Although Drupal ticks many of the boxes, given our aggresive timescales, and my lack of understanding when reading the online documentation, I just don’t think we have the time to learn what is undoubtedly a good system, but has a steep learning curve. For example, just trying to find out basic information about the templating language on the official documentation site seems to be tricky (maybe I’m not looking in the right place, but whatever – it doesn’t seem to match how I look for things).
Given the complexity of Drupal and the over-simplicity of Joomla, that leaves WordPress – great for content, but not for ‘content types’ (objects, exhibitions, etc), and Omeka – great for content types (objects, exhibitions, etc) but not for generic web content.
So we’ve decided to take a hybrid approach – using ‘best of breeds’ applications: both WordPress MU and Omeka. We’ll use WordPress to build the majority of the site, and use Omeka for the ‘collections’ parts. Hopefully we’ll be able to build a WordPress plug-in/widget to integrate the Omeka (collections) content into any page.

If you’d like to create “pages” — there’s an Omeka plugin called SimplePages that will help you create and manage them. Check it out!
Thanks Dave – that is indeed a good point.
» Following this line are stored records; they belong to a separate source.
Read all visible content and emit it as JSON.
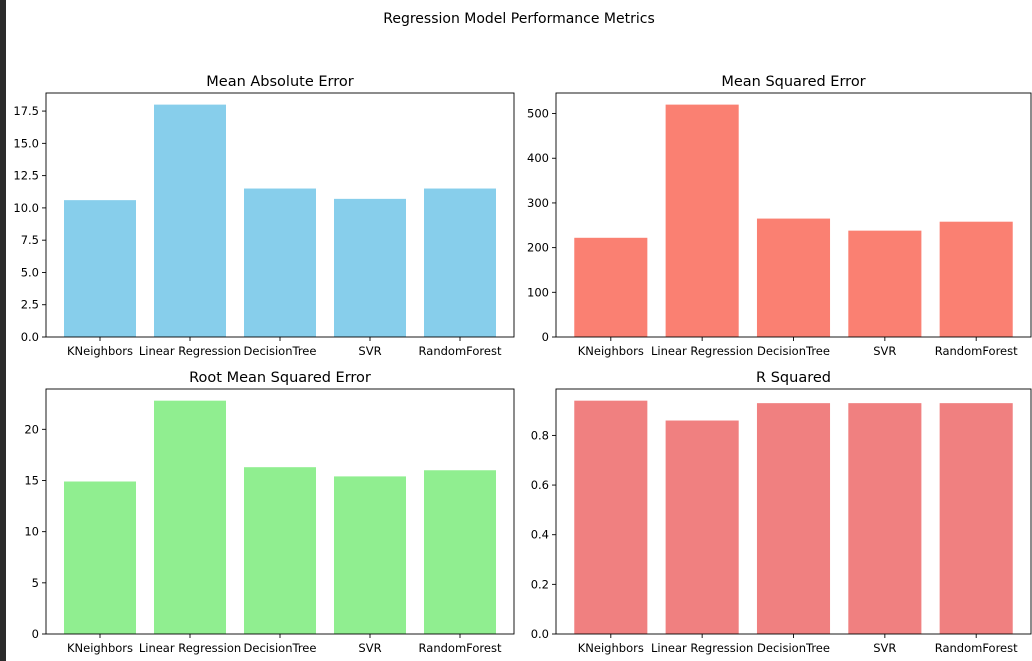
{
  "figure": {
    "title": "Regression Model Performance Metrics"
  },
  "chart_data": [
    {
      "type": "bar",
      "title": "Mean Absolute Error",
      "categories": [
        "KNeighbors",
        "Linear Regression",
        "DecisionTree",
        "SVR",
        "RandomForest"
      ],
      "values": [
        10.6,
        18.0,
        11.5,
        10.7,
        11.5
      ],
      "ylim": [
        0,
        18.9
      ],
      "yticks": [
        0.0,
        2.5,
        5.0,
        7.5,
        10.0,
        12.5,
        15.0,
        17.5
      ],
      "ytick_labels": [
        "0.0",
        "2.5",
        "5.0",
        "7.5",
        "10.0",
        "12.5",
        "15.0",
        "17.5"
      ],
      "color": "#87ceeb",
      "xlabel": "",
      "ylabel": ""
    },
    {
      "type": "bar",
      "title": "Mean Squared Error",
      "categories": [
        "KNeighbors",
        "Linear Regression",
        "DecisionTree",
        "SVR",
        "RandomForest"
      ],
      "values": [
        222,
        520,
        265,
        238,
        258
      ],
      "ylim": [
        0,
        546
      ],
      "yticks": [
        0,
        100,
        200,
        300,
        400,
        500
      ],
      "ytick_labels": [
        "0",
        "100",
        "200",
        "300",
        "400",
        "500"
      ],
      "color": "#fa8072",
      "xlabel": "",
      "ylabel": ""
    },
    {
      "type": "bar",
      "title": "Root Mean Squared Error",
      "categories": [
        "KNeighbors",
        "Linear Regression",
        "DecisionTree",
        "SVR",
        "RandomForest"
      ],
      "values": [
        14.9,
        22.8,
        16.3,
        15.4,
        16.0
      ],
      "ylim": [
        0,
        23.94
      ],
      "yticks": [
        0,
        5,
        10,
        15,
        20
      ],
      "ytick_labels": [
        "0",
        "5",
        "10",
        "15",
        "20"
      ],
      "color": "#90ee90",
      "xlabel": "",
      "ylabel": ""
    },
    {
      "type": "bar",
      "title": "R Squared",
      "categories": [
        "KNeighbors",
        "Linear Regression",
        "DecisionTree",
        "SVR",
        "RandomForest"
      ],
      "values": [
        0.94,
        0.86,
        0.93,
        0.93,
        0.93
      ],
      "ylim": [
        0,
        0.987
      ],
      "yticks": [
        0.0,
        0.2,
        0.4,
        0.6,
        0.8
      ],
      "ytick_labels": [
        "0.0",
        "0.2",
        "0.4",
        "0.6",
        "0.8"
      ],
      "color": "#f08080",
      "xlabel": "",
      "ylabel": ""
    }
  ]
}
My reservation about using the plug-in is that the majority of site will probably be non-collections content, so ideally we’d like to have a certain level of sophistication when it comes to creating and managing content, categories and menus.
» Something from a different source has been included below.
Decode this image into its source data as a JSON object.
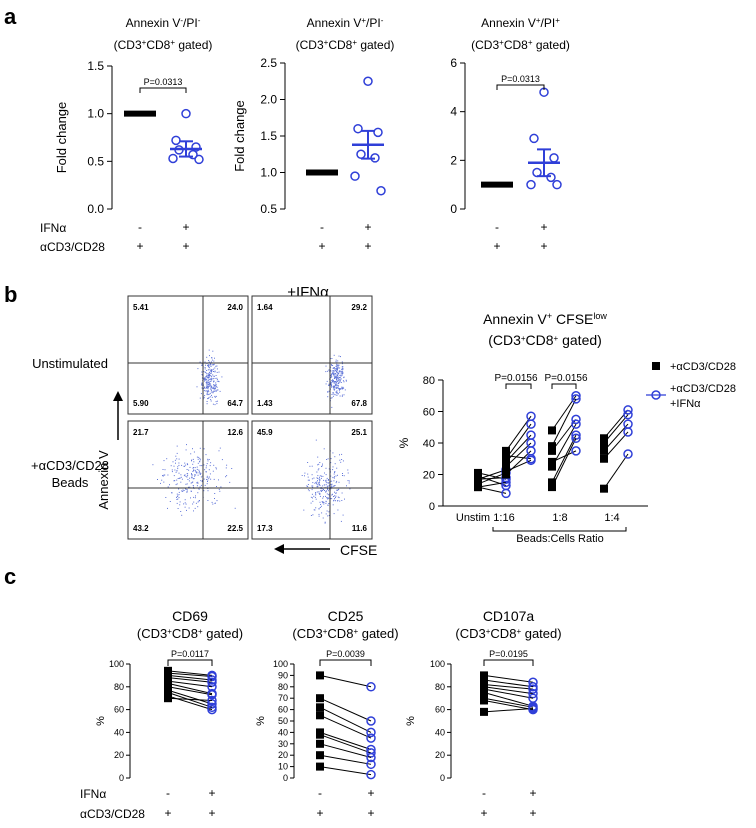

I’ve spent a fair amount of time with all but Joomla, and overall agree with you. The ‘aggressive timescales’ part is usually the reason to go with Omeka or WP over Drupal, at least if you are unfamiliar with it. Once you get into the Drupal rhythm, you can do some pretty cool stuff with quickly. But hoo-yeah, it takes a while to get into that rhythm.
I’ll second what Dave said about checking out the SimplePages plugin. Depending on what kinds of widgety WordPress features you want or need, it might work well.
One additional criteria I’d like to throw in, though: “hackability”– how easy it is to go into the code, understand how it works, and make tweaks and modifications to it. Here’s how I’d score WP, Omeka and Drupal:
WP: OMG KILL ME NOW!
Omeka: Woo-hoo! This rocks!
Drupal: Sometimes a steep curve, but rocks once you get the rhythm.
So if you’ll be doing PHP stuff beyond the theming, Omeka is a big plus there.
Good luck!
Patrick
WordPress actually has some fairly good support for adding other types of ‘objects’ (ie other than Posts/Pages/Categories/Tags/Links/Media files) – however, they require plugins or writing custom code.
http://wordpress.org/extend/plugins/wplistcal/ adds an ‘Event’ object (which then gets its own icon and place in the admin UI).
However, it is still a little clunky not as abstracted as it could be (though will surely improve). May be worth considering over having to integrate two systems (WordPress and Omeka) though.